La burka. Le NPA qui met à l'avant une femme voilée. Les débats que cela suscite. Dans le Facebook de Souâd L, les gens discutent, s'énervent, se passionnent. Je préfère mille fois ce genre de débats vivants plutôt que les mises en scène grossières, malhonnêtes et nauséeuses des médias lourds pour faire de l'audimat et encore de l'audimat, quittes à jouer aux apprentis sorciers et à déformer la vision de la société. Des femmes d'origines maghrébines et diverses qui ne sont pas voilées, cela existe, oh Du C...!!!

Vendredi 19 février

Matin. Traversée d'angoisse. Condition humaine. (Inguérissable aussi de l'arrachement à un pays. Mon chagrin d'amour, c'est celui-là. Qui parfois, inopinément, se rappelle à moi. Et rien à voir avec la nostalgie qui invente un monde qui n'existe pas, n'a pas existé). Alors, je pose le pied à terre et me parle. Reconnais ce que tu possèdes. De temps à autre, songe pleinement à ceux qui t'apprécient assez pour te choisir, te revenir... à ce que tu fais et aime faire. La liberté, la possibilité de circuler, de marcher, de t'asseoir, de lire, d'écouter. Chance et bonheur. L'écriture. La poésie. Ce récital, sa préparation, le partage avec S.
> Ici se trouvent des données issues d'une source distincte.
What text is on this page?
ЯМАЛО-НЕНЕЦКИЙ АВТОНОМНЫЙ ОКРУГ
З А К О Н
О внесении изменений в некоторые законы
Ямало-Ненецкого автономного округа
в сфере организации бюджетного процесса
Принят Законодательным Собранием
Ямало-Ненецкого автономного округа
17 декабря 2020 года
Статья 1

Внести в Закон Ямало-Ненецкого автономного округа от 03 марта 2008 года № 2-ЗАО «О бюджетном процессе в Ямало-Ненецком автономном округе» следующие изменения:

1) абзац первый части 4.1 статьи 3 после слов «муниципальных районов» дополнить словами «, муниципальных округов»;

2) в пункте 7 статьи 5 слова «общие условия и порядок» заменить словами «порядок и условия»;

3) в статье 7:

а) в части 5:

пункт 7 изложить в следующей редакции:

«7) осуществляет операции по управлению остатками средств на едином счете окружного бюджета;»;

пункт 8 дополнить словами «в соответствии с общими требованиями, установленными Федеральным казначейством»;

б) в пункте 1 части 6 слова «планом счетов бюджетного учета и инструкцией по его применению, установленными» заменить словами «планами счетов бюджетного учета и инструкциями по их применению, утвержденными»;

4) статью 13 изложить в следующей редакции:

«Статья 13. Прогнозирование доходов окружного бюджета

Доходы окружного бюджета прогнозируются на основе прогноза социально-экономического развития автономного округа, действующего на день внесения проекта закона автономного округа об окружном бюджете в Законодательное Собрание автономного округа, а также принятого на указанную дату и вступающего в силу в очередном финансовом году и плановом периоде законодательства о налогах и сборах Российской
Répétition avec Selim, justement, toute la matinée. S'y prend de manière pédagogique et fine – le malin! - pour extirper de ma voix toute intonation à la Piaf. Il a raison et suis d'accord. J'ai confiance et m'en remets à lui, à sa culture musicale, à son écoute professionnelle, esthétique.

Mail de Rachid. M'envoie en fichier attaché le poème de Mahmoud Darwich en sa version arabe intitulé en français L'art d'aimer par Elias Sambar. Je voudrais en dire un court extrait dans le récital Incandescences du Printemps des poètes. Résonance arabe traversant un récital de langue française. M'envoie aussi sa tentative de traduction – comme il dit - en arabe de deux vers de l'un de mes textes. Dialogue en cours...

Samedi 20 février

La voix du Shérif au téléphone. Une carte du Mali d'Annie. Hier n'étais pas de la fête, par impossibilité presque totale. En ce moment, préfère voir ceux qui m'importent individuellement. Par touches sobres et concentrées. Fait très froid. Depuis quelques jours, travaille enfin à la constitution d'un recueil de poésie. Rassembler les textes épars, retravailler certains, déconstruire d'autres, sans pitié, déjà publiés, les fragmenter, les nettoyer du surplus, en faire d'autres textes, quelle jouissance!

FoucaultPropos recueillis

1-Il dit : Dans mon pays natal, l'amitié est impossible entre hommes et femmes. 2- Elle dit : N'as-tu pas remarqué qu'elle n'existe pas ici non plus? Nous deux, c'est rare. Mais que l'on nous surprenne ensemble au restau, au théâtre et tu verras la moyenne ville française assoupie se réveiller, ricaner et jaser. 3-Il dit : Le sexe gâche les relations entre hommes et femmes.4-Elle dit : Pourquoi? Que veux-tu dire? 5-Il dit : même avec ma femme, le sexe gâche nos relations. 6- Elle dit : Je suis repartie en pensant à tes paroles.7- Elle dit, quelques jours plus tard : je crois avoir compris et peut-être n'as-tu pas tort. Le sexe crée une relation de dépendance, d'obligation. Il emprisonne, fait du corps de l'un le bien propre de l'autre, une propriété privée. C'est ce qu'on appelle fidélité. Et si nous relisions Foucault?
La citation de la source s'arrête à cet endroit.